The meaning of “technical service” differs among companies and industries. In essence, technical service is what an organization wants it to be; it should even function a catch-all for activities that don’t fit into other categories.
Ask yourself now:
- What is technical service in your company?
- What does one want it to be?
- what’s the difference between your customer service and your technical service?
The technical service function (person, department, division, etc.) serves others within and possibly outside the organization with regard to technical aspects of the merchandise or process by which the merchandise is made. Customer service normally handles nontechnical or minimally technical aspects of consumer products. The names clearly indicate the functions.
To whom does the technical service function respond? Figure 12.1 indicates that technical service are often external or internal. If external, it is usually founded to serve customers or potential customers. Internal technical service handles in-house issues for other areas such as research and development, legal, sales, and others.
Why is it important to define service parameters? If you are doing not clearly define the scope and responsibilities of your technical service area, everyone within the company will call technical service with questions. As a result, the department are overloaded with work, very little of which is able to make a higher product or produce more sales.
Figure 12.1 shows departments that will use technical service, but technical service may also perform preventive functions, investigate potential problems with a product or process, and proper them. In some cases, a awfully narrow line separates technical service activity from research and development.
If your technical service group will answer in-house customers (Figure 12.1), it must be able to respond rapidly. Technical problems impose urgency. A backlog of technical problems usually means a scarcity of capable people available to unravel problems fast. This lack will cost money; it’s expensive to interact qualified technical problem solvers on short notice.
Why must you define whether technical service will work to prevent problems or answer customer problems? Speed is of the essence in responding to customer problems. Preventive work usually allows more planning. This difference affects the department set-up and work schedules (see Figure 12.2).
Think also about contacts with external and internal (Figure 12.1) customers. Can a technical service representative speak and correspond with someone outside the firm without having a salesman present? Policies and practices vary among companies and products.
Many salespeople want to be involved in any discussions with their customers. Will a technical serviceperson travel with a salesman to the facility of a customer to spot a problem? Some policy should be established to hide the interactions of sales and technical people with customers and potential customers. the simplest answer would seem to have a salesman and technical person function as a team. That way, the salesperson won’t err on technical matters and therefore the technical person will not cross the road into sales.
To whom should the pinnacle of technical service report? Should he or she report back to the vp of operations or the vp of technology? Before you’ll be able to answer that you simply must consider an equipment issue. If your technical maintenance staff requires expensive equipment like mass spectrometers, you need to determine whether your research and development area has such equipment, and judge whether technical service will use it. If the research and development department in the technology area purchased the equipment and therefore the technical service group within the operations area uses it, the vice chairman of technology may not want R & D equipment utilized by operations people.

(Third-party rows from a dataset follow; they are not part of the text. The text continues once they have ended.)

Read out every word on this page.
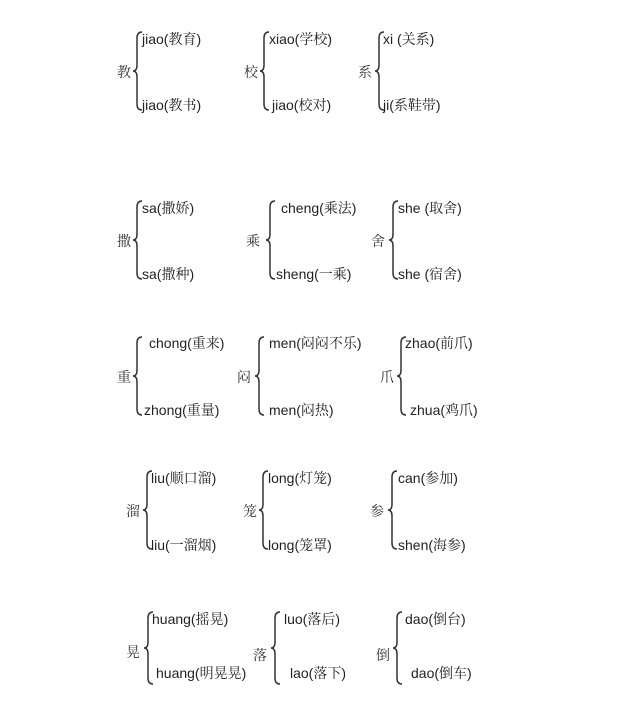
教
jiao(教育)
jiao(教书)
校
xiao(学校)
jiao(校对)
系
xi (关系)
ji(系鞋带)
撒
sa(撒娇)
sa(撒种)
乘
cheng(乘法)
sheng(一乘)
舍
she (取舍)
she (宿舍)
重
chong(重来)
zhong(重量)
闷
men(闷闷不乐)
men(闷热)
爪
zhao(前爪)
zhua(鸡爪)
溜
liu(顺口溜)
liu(一溜烟)
笼
long(灯笼)
long(笼罩)
参
can(参加)
shen(海参)
晃
huang(摇晃)
huang(明晃晃)
落
luo(落后)
lao(落下)
倒
dao(倒台)
dao(倒车)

If both groups use the identical equipment, you want to determine whether it’s reasonable to shop for a second set or have the 2 areas share it. Before you buy equipment, determine who will use it, who will pay for it, and what varieties of work it’ll handle. another is for technical service to rent expensive equipment from R & D via an accounting transfer of budget funds. After these issues are resolved, you can conceive to whom the technical service group will report.

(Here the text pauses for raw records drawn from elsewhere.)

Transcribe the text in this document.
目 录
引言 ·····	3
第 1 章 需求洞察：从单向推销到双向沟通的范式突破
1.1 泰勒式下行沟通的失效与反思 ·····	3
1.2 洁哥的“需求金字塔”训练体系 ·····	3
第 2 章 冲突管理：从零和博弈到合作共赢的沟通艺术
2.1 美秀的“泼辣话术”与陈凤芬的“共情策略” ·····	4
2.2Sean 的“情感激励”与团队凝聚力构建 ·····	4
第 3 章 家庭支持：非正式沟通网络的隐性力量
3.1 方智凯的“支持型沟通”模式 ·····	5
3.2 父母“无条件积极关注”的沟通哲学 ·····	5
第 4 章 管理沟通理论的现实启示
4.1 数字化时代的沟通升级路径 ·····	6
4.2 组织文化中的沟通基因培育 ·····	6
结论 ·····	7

In most cases a technical service representative (tech rep) can solve problems nose to nose or by phone. Many companies outsource this function to 3rd parties, either domestically or foreign. Outsourcing is discussed in additional detail in Chapter 17. The term “offshore” is employed instead of “foreign.” Maybe they think it sounds less distant. In these cases the representatives are taught rather good English by the third party contractor. they typically answer the phone promptly and solve the problem during the conversation.
This chapter cannot determine a perfect solution for your company. You must determine the simplest set-up for technical service supported your product and your customers. However, it’s informed consider certain questions:
- What is the character of the product?
- what’s the character of problems to which technical service will respond?
- Are the “customers” of technical service internal or external?
- what quantity time are going to be available to reply to internal or external customers and handle preventive functions? (Keep in mind that the department and/or employees can serve dual functions.)
- What equipment is required?
- Will technical service have its own equipment or share equipment assigned to a different department?
- To whom will the technical service department report?
Consideration of the above factors will assist you immensely in determining the size, organization, and work assignments of a technical service group which will make the service more satisfactory to your customers and to you.